Catch No. 2 was good for an 18-yard TD. Catch No. 3 was a 63-yard game-winning touchdown in No. 16 Maine South’s wild 47-40 victory over New Trier in Park Ridge.
With ex-Maine South All-Stater and ex-Washington Redskins Super Bowl champion lineman Dave Butz watching approvingly, the Hawks led 40-21 early in the third quarter behind quarterback Jimmy Coy (23 of 37 for 377 yards, five TDs, one TD run).
New Trier (5-2, 2-1 Central Suburban South) mounted a furious comeback. Richard Spellman’s third touchdown run (a 2-yarder) made it 40-27 with 4 minutes 59 seconds left.
Trevian Trey Frahler (23 of 41 for 284 yards and two TDs) hit James Hall with a 29-yard scoring pass and it was 40-33 with 2:34 to go. “It was getting nerve-wracking out there,” Goro said. “I was just hoping to get some passes thrown to me.”
With 1:46 left Coy found Goro for the 63-yard score, but George Brigandi returned the ensuing kickoff to the Hawks’ 18 and Frahler went back to Hall for an 18-yard TD pass with 1:20 left.
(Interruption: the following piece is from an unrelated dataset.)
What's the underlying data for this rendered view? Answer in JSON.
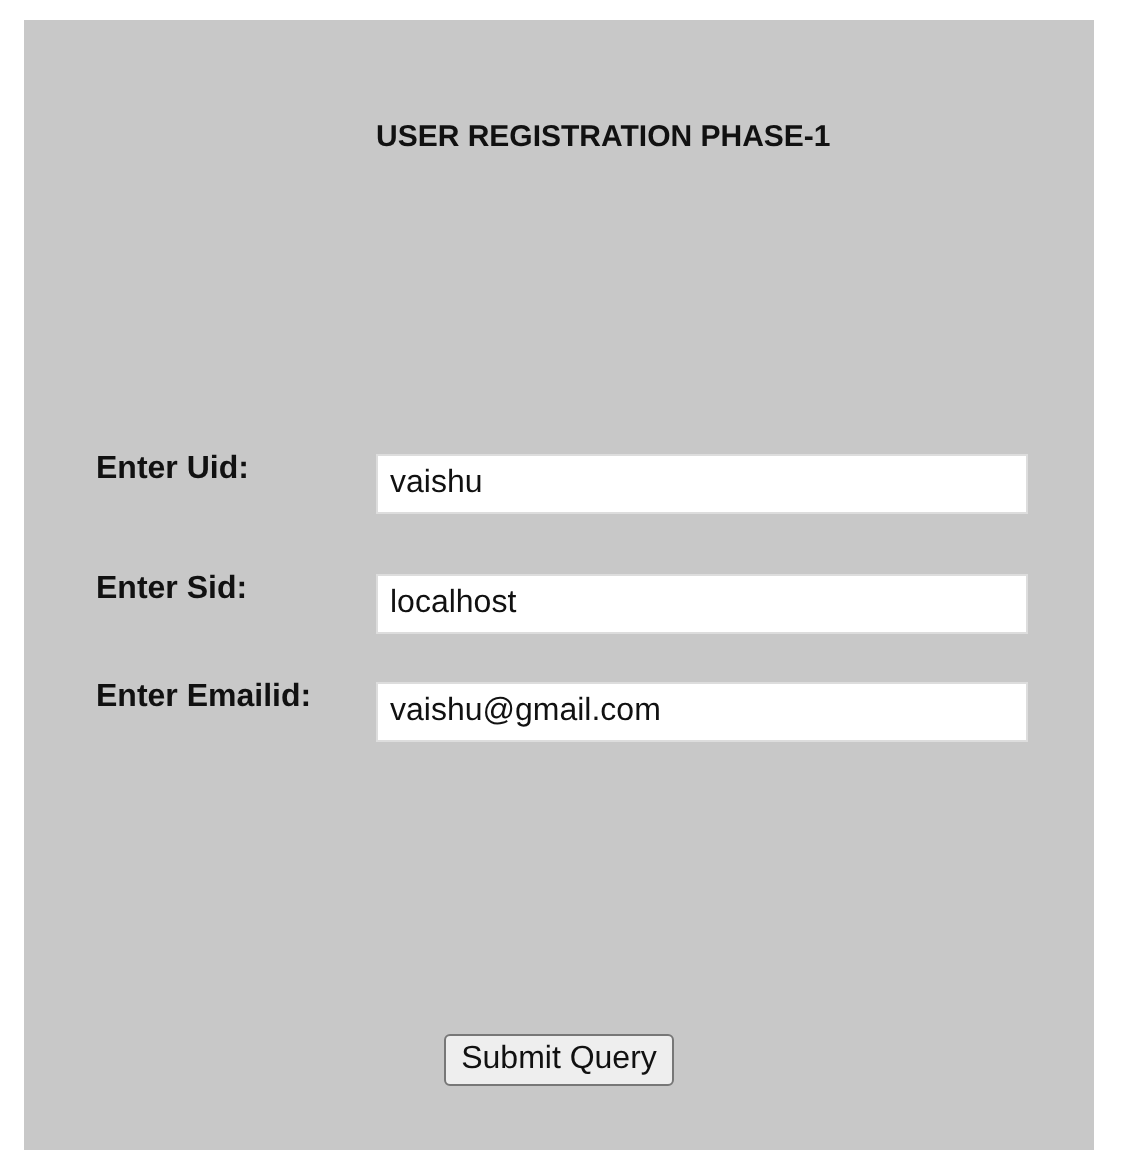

Maine South (5-2, 3-0) hung on to claim first in the CSL South.
Serving a one-game suspension for mistakenly using words from a Nazi sign hung on the gates of Jewish concentration camps during World War II on a motivational sign for his players, Maine South coach Dave Inserra was allowed to view the game from the rooftop of a school building about 100 yards from Wilson Field.
“It was lonely up there,” Inserra said. “It was crazy watching all those touchdowns (nine by both teams) in the second half and not being able to see the game clock. I’m so proud of the coaches and players who stepped it up in my absence.”